The FCA has this to say about defined benefit pension schemes:
“It remains our view that it is in the best interest of most consumers to stay in their DB pension. Where an individual seeks advice to transfer, we expect firms to give advice that is suitable and appropriate for their needs and situation.”
The regulator also adds that it is taking “significant supervisory and enforcement action” against firms which fail to meet the standards expected when giving pension transfer advice.
This comes as the FCA publishes its Finalised Guidance on pension transfer advice. The publication of the guidance is accompanied by a warning about what it has seen all too often from firms in the past:
“Our work on defined benefit (DB) transfer advice shows many firms are struggling to give consistent, suitable advice. This is largely due to poor practices or weak record keeping. As a result, too much of the DB transfer advice we see is either unsuitable or we were unable to assess its suitability due to material information gaps.”
The impact of unsuitable DB transfer advice on consumers is undoubtedly significant. By transferring out, they give up a guaranteed income, and also start to bear the risk of how their pension investments will perform and whether these will provide the income they need for the rest of their life. It is therefore not surprising that the FCA considers DB transfers to be a priority area, or that it has taken enforcement action against firms on numerous occasions over this matter.

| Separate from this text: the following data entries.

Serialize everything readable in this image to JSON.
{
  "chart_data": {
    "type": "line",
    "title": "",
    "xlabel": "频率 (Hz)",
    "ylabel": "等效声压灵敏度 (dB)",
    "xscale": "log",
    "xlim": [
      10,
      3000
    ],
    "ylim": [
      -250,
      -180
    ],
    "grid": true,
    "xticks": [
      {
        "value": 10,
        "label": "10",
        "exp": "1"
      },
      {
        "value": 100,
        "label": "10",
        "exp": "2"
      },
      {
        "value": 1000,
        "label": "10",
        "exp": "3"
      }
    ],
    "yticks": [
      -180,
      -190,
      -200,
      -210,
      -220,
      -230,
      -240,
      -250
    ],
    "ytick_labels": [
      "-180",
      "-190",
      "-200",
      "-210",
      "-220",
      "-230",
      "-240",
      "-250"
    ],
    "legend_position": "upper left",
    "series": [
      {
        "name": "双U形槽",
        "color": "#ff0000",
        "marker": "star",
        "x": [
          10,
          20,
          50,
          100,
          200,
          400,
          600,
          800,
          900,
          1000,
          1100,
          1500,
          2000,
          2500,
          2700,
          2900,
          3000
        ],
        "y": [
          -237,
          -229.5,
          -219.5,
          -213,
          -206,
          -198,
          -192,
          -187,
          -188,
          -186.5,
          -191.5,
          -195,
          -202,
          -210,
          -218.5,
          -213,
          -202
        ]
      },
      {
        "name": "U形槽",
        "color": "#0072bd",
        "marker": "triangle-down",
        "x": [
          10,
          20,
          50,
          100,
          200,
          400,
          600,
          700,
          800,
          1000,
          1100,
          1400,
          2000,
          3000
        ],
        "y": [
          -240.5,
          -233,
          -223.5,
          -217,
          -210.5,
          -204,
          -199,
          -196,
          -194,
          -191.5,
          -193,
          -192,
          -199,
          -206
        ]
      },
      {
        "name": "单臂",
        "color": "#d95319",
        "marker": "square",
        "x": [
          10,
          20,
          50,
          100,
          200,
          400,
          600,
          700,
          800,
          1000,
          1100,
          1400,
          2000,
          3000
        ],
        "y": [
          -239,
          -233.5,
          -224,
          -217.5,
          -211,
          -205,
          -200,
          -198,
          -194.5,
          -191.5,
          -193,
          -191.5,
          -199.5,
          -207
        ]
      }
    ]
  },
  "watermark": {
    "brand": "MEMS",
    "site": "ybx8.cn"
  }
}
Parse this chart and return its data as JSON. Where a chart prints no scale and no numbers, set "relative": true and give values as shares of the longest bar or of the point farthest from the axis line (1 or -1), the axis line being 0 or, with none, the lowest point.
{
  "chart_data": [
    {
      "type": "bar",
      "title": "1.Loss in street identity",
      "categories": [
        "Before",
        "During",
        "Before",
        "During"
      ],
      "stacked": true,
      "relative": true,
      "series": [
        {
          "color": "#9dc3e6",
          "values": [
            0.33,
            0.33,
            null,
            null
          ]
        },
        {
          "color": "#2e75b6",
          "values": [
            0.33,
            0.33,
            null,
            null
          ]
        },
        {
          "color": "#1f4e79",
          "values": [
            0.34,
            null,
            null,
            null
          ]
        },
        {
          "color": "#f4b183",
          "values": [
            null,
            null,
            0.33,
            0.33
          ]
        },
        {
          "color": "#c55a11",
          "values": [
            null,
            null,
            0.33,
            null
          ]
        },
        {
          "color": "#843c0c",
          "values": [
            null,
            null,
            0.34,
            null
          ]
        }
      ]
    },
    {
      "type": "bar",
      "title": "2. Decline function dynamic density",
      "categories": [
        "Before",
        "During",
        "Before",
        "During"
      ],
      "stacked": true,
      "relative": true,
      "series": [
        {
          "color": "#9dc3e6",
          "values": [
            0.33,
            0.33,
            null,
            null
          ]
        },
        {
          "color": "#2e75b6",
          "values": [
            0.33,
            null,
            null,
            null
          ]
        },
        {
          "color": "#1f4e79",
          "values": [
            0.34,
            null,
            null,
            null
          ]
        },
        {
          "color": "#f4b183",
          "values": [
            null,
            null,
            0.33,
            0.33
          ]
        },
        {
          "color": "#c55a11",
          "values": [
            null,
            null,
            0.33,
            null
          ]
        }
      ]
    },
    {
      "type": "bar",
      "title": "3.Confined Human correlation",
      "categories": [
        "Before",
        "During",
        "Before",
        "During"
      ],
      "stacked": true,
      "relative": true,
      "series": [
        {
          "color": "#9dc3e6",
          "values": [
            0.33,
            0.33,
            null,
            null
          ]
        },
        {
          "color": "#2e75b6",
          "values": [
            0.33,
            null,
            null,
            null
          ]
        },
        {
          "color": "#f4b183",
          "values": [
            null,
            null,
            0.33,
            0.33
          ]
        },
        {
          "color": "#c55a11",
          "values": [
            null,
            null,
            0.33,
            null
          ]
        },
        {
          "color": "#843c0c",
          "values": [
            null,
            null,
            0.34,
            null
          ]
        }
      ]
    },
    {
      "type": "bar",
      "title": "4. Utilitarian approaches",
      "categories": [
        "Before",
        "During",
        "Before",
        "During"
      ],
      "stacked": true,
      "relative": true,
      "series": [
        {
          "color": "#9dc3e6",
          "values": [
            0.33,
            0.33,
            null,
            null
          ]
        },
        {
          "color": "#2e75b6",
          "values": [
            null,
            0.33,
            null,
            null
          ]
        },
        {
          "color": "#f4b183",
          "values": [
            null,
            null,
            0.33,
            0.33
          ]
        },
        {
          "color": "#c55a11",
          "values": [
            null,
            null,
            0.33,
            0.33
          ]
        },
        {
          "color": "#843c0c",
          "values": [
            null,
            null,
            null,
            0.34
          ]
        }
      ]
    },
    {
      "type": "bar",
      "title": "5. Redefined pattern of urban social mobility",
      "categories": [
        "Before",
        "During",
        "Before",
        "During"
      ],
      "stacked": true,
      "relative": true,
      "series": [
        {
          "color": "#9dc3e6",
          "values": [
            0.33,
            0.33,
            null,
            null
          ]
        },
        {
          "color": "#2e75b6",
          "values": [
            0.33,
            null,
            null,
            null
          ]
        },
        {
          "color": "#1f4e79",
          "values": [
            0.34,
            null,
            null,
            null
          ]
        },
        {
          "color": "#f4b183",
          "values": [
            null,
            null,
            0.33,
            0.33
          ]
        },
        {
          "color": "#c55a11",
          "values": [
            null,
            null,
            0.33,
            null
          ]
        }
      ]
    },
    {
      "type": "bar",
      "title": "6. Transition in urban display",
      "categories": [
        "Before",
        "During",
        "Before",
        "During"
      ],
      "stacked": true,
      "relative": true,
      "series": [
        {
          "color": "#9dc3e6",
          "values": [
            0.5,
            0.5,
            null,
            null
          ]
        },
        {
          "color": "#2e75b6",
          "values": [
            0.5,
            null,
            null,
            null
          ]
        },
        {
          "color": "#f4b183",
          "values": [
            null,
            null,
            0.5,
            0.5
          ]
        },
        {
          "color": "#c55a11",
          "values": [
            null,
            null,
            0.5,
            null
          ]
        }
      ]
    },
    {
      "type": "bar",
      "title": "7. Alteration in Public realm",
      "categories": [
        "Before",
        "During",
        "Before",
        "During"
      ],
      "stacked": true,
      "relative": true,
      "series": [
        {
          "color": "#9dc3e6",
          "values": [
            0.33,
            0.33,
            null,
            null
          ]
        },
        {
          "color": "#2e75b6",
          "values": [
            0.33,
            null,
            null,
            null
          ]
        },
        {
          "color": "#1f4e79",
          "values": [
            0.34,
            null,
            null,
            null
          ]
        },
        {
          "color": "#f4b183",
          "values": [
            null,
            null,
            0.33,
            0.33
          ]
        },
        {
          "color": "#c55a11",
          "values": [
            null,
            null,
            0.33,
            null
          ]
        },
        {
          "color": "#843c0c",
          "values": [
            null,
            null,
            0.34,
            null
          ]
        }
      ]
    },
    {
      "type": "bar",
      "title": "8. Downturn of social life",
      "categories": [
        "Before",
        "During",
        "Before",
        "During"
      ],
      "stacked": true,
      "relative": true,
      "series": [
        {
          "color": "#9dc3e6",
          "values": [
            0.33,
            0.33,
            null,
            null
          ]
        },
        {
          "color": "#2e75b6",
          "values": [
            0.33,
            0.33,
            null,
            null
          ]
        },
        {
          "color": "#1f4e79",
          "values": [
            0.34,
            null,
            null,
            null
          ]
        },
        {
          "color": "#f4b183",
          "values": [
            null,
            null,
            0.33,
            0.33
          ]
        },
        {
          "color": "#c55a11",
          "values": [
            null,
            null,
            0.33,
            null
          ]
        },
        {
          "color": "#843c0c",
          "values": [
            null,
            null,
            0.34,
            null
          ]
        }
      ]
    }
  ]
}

When giving full advice on a DB transfer, there will normally be two elements to the advice the firm provides:
- Whether to give up safeguarded benefits, such as Guaranteed Annuity Rates and Guaranteed Minimum Pensions
- Where to transfer the funds to, should a transfer proceed
A transfer value analysis should form part of any full DB advice process, and this must include a comparison showing the value of the benefits being given up. It will be necessary for firms to calculate the cost to the customer of buying the same income via an annuity that they would have expected to receive via the DB scheme.
A firm’s fact finding is likely to encompass:
- Level of investment experience
- Tax position
- Attitude to risk
- Capacity for loss
- Marital status
- Income and expenditure levels (both now and in retirement)
- Target retirement income
- Whether there is a need to provide for a spouse and/or dependants in retirement
- Likely retirement age
For DB transfer advice where a personal recommendation is made, firms must always provide a suitability report, even where they are not recommending a transfer.
It is no longer permitted to charge different levels of fees to clients dependent on whether the transfer proceeds.
Within firms that give pension transfer advice, the Pension Transfer Specialist has an important role to play in checking that the advisers have given suitable advice. The PTS must undertake an additional 15 hours of Continuing Professional Development each year that is directly related to their role as a PTS. The PTS role falls under the Certification element of the Senior Managers & Certification Regime, so firms are responsible for carrying out an annual assessment to satisfy themselves that their PTS remains competent.
In addition to concerns over the advice firms are providing, the FCA also comments on the content of firms’ financial promotions relating to transfers. In general, across the product range, promotions should prominently mention any relevant risks when highlighting any potential benefits. The FCA is concerned about advertisements and websites that refer to the benefits of pension flexibilities and investors having control over their own money, without also explaining the risks.